The output of the command is ignored. If command fails, its stderr is logged.
Example: creating a silly file in the directory where generated page will be stored.
res = Sys.run_program(format("echo \"Kilroy was here\" > %s/graffiti", target_dir)) if not res then Log.warning("Damn, busted") end
The intended use case for it is creating and processing assets, e.g. converting images to different formats.
→ Sys.get_program_output(command)
Executes a command in the system shell and returns its output.
If the command fails, it returns nil
. The stderr is shown in the execution log,
but there's no way a plugin can access its stderr or the exit code.
Example: getting the last mofidication date of a page from git.
git_command = "git log -n 1 --pretty=format:%ad --date=format:%Y-%m-%d -- " .. page_file timestamp = Sys.get_program_output(git_command) if not timestamp then timestamp = "1970-01-01" end
→ Sys.random(max)
Example: Sys.ranrom(1000)
Generates a random number from 0 to max.
→ Sys.is_unix ()
Returns true on UNIX-like systems (Linux, Mac OS, BSDs), false otherwise.
→ Sys.is_windows ()
Returns true on Microsoft Windows, false otherwise.
→ The String module
→ String.trim
Example: String.trim(" my string ") -- produces "my string"

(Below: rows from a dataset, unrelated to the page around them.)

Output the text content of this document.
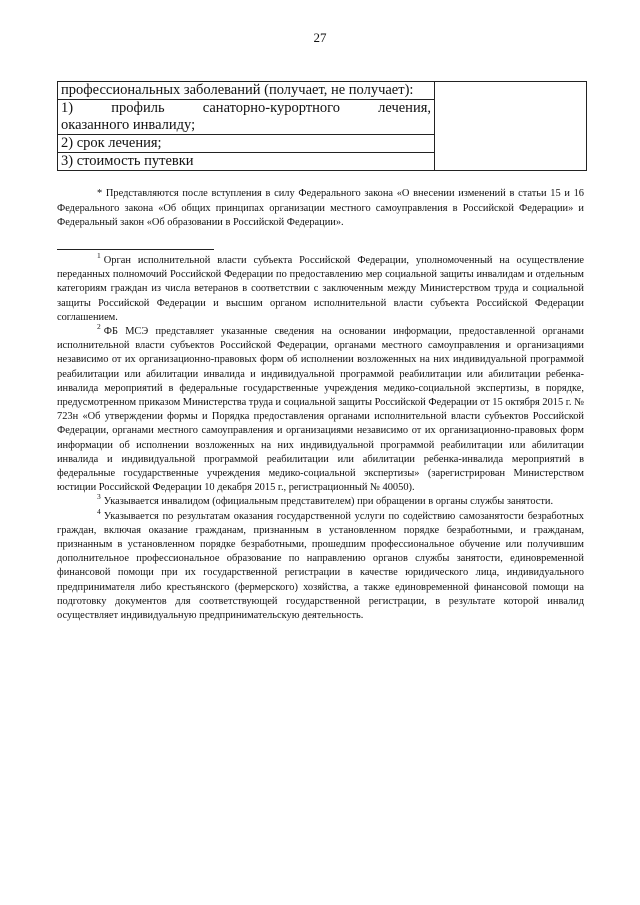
27
профессиональных заболеваний (получает, не получает):	

1)	профиль санаторно-курортного лечения,
оказанного инвалиду;

2) срок лечения;
3) стоимость путевки
* Представляются после вступления в силу Федерального закона «О внесении изменений в статьи 15 и 16 Федерального закона «Об общих принципах организации местного самоуправления в Российской Федерации» и Федеральный закон «Об образовании в Российской Федерации».

$^1$ Орган исполнительной власти субъекта Российской Федерации, уполномоченный на осуществление переданных полномочий Российской Федерации по предоставлению мер социальной защиты инвалидам и отдельным категориям граждан из числа ветеранов в соответствии с заключенным между Министерством труда и социальной защиты Российской Федерации и высшим органом исполнительной власти субъекта Российской Федерации соглашением.

$^2$ ФБ МСЭ представляет указанные сведения на основании информации, предоставленной органами исполнительной власти субъектов Российской Федерации, органами местного самоуправления и организациями независимо от их организационно-правовых форм об исполнении возложенных на них индивидуальной программой реабилитации или абилитации инвалида и индивидуальной программой реабилитации или абилитации ребенка-инвалида мероприятий в федеральные государственные учреждения медико-социальной экспертизы, в порядке, предусмотренном приказом Министерства труда и социальной защиты Российской Федерации от 15 октября 2015 г. № 723н «Об утверждении формы и Порядка предоставления органами исполнительной власти субъектов Российской Федерации, органами местного самоуправления и организациями независимо от их организационно-правовых форм информации об исполнении возложенных на них индивидуальной программой реабилитации или абилитации инвалида и индивидуальной программой реабилитации или абилитации ребенка-инвалида мероприятий в федеральные государственные учреждения медико-социальной экспертизы» (зарегистрирован Министерством юстиции Российской Федерации 10 декабря 2015 г., регистрационный № 40050).

$^3$ Указывается инвалидом (официальным представителем) при обращении в органы службы занятости.

$^4$ Указывается по результатам оказания государственной услуги по содействию самозанятости безработных граждан, включая оказание гражданам, признанным в установленном порядке безработными, и гражданам, признанным в установленном порядке безработными, прошедшим профессиональное обучение или получившим дополнительное профессиональное образование по направлению органов службы занятости, единовременной финансовой помощи при их государственной регистрации в качестве юридического лица, индивидуального предпринимателя либо крестьянского (фермерского) хозяйства, а также единовременной финансовой помощи на подготовку документов для соответствующей государственной регистрации, в результате которой инвалид осуществляет индивидуальную предпринимательскую деятельность.
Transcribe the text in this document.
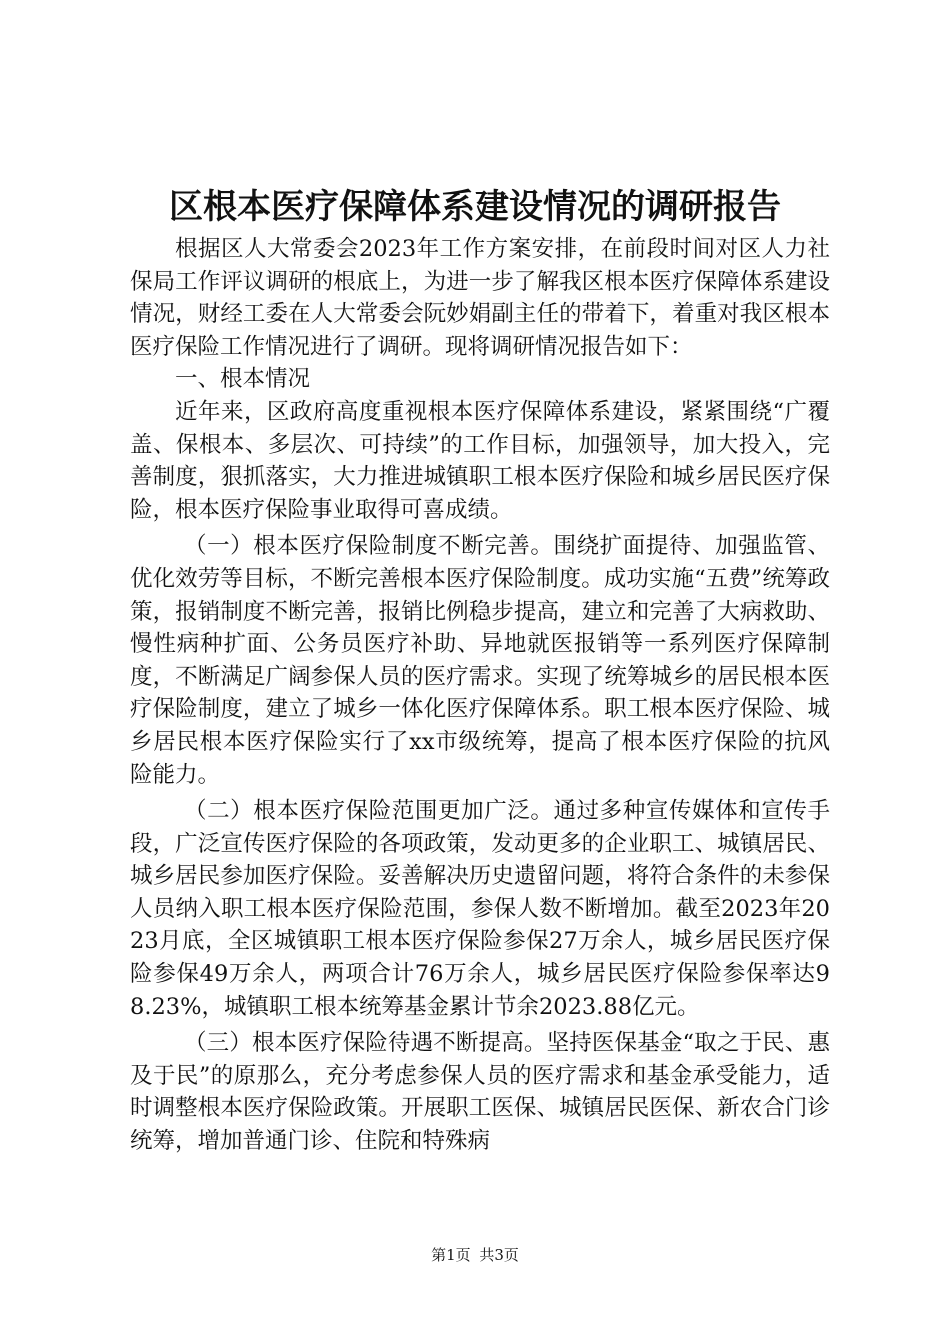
区根本医疗保障体系建设情况的调研报告

根据区人大常委会2023年工作方案安排，在前段时间对区人力社保局工作评议调研的根底上，为进一步了解我区根本医疗保障体系建设情况，财经工委在人大常委会阮妙娟副主任的带着下，着重对我区根本医疗保险工作情况进行了调研。现将调研情况报告如下：

一、根本情况

近年来，区政府高度重视根本医疗保障体系建设，紧紧围绕“广覆盖、保根本、多层次、可持续”的工作目标，加强领导，加大投入，完善制度，狠抓落实，大力推进城镇职工根本医疗保险和城乡居民医疗保险，根本医疗保险事业取得可喜成绩。

（一）根本医疗保险制度不断完善。围绕扩面提待、加强监管、优化效劳等目标，不断完善根本医疗保险制度。成功实施“五费”统筹政策，报销制度不断完善，报销比例稳步提高，建立和完善了大病救助、慢性病种扩面、公务员医疗补助、异地就医报销等一系列医疗保障制度，不断满足广阔参保人员的医疗需求。实现了统筹城乡的居民根本医疗保险制度，建立了城乡一体化医疗保障体系。职工根本医疗保险、城乡居民根本医疗保险实行了xx市级统筹，提高了根本医疗保险的抗风险能力。

（二）根本医疗保险范围更加广泛。通过多种宣传媒体和宣传手段，广泛宣传医疗保险的各项政策，发动更多的企业职工、城镇居民、城乡居民参加医疗保险。妥善解决历史遗留问题，将符合条件的未参保人员纳入职工根本医疗保险范围，参保人数不断增加。截至2023年2023月底，全区城镇职工根本医疗保险参保27万余人，城乡居民医疗保险参保49万余人，两项合计76万余人，城乡居民医疗保险参保率达98.23%，城镇职工根本统筹基金累计节余2023.88亿元。

（三）根本医疗保险待遇不断提高。坚持医保基金“取之于民、惠及于民”的原那么，充分考虑参保人员的医疗需求和基金承受能力，适时调整根本医疗保险政策。开展职工医保、城镇居民医保、新农合门诊统筹，增加普通门诊、住院和特殊病

第1页 共3页
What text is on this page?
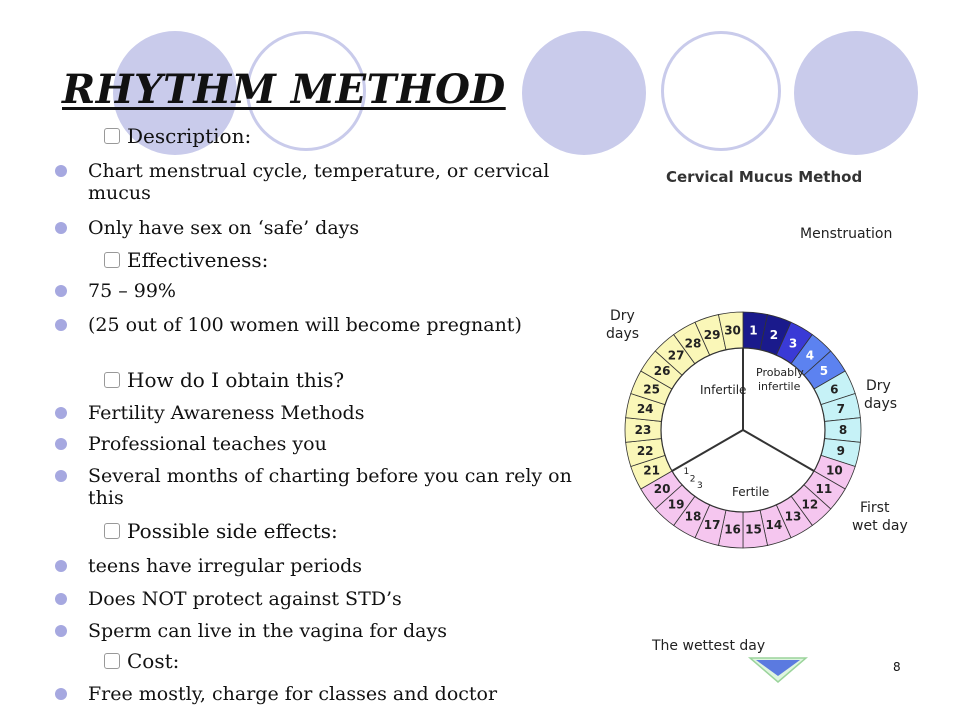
RHYTHM METHOD
Description:
Chart menstrual cycle, temperature, or cervical mucus
Only have sex on ‘safe’ days
Effectiveness:
75 – 99%
(25 out of 100 women will become pregnant)
How do I obtain this?
Fertility Awareness Methods
Professional teaches you
Several months of charting before you can rely on this
Possible side effects:
teens have irregular periods
Does NOT protect against STD’s
Sperm can live in the vagina for days
Cost:
Free mostly, charge for classes and doctor
Cervical Mucus Method
Menstruation
Dry
days
Dry
days
First
wet day
The wettest day
Infertile
Probably
infertile
Fertile
1 2
3
4
5
6
7
8
9
10
11
12
13
14
15
16
17
18
19
20
21
22
23
24
25
26
27
28
29 30
3
2
1
8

Removed leading and trailing whitespace from a string.
→ String.slugify_ascii
Example: String.slugify_ascii("My Heading") -- produces "my-heading"
Replaces all characters other than English letters and digits with hyphens, exactly like the ToC widget.
→ String.truncate(string, length)
Truncates a string to given length.
Example: String.truncate("foobar", 3) -- "foo"
.
→ String.to_number
Example: String.to_number("2.7") -- produces 2.7 (float)
Converts strings to numbers. Returns nil
is a string isn't a valid representation of a number.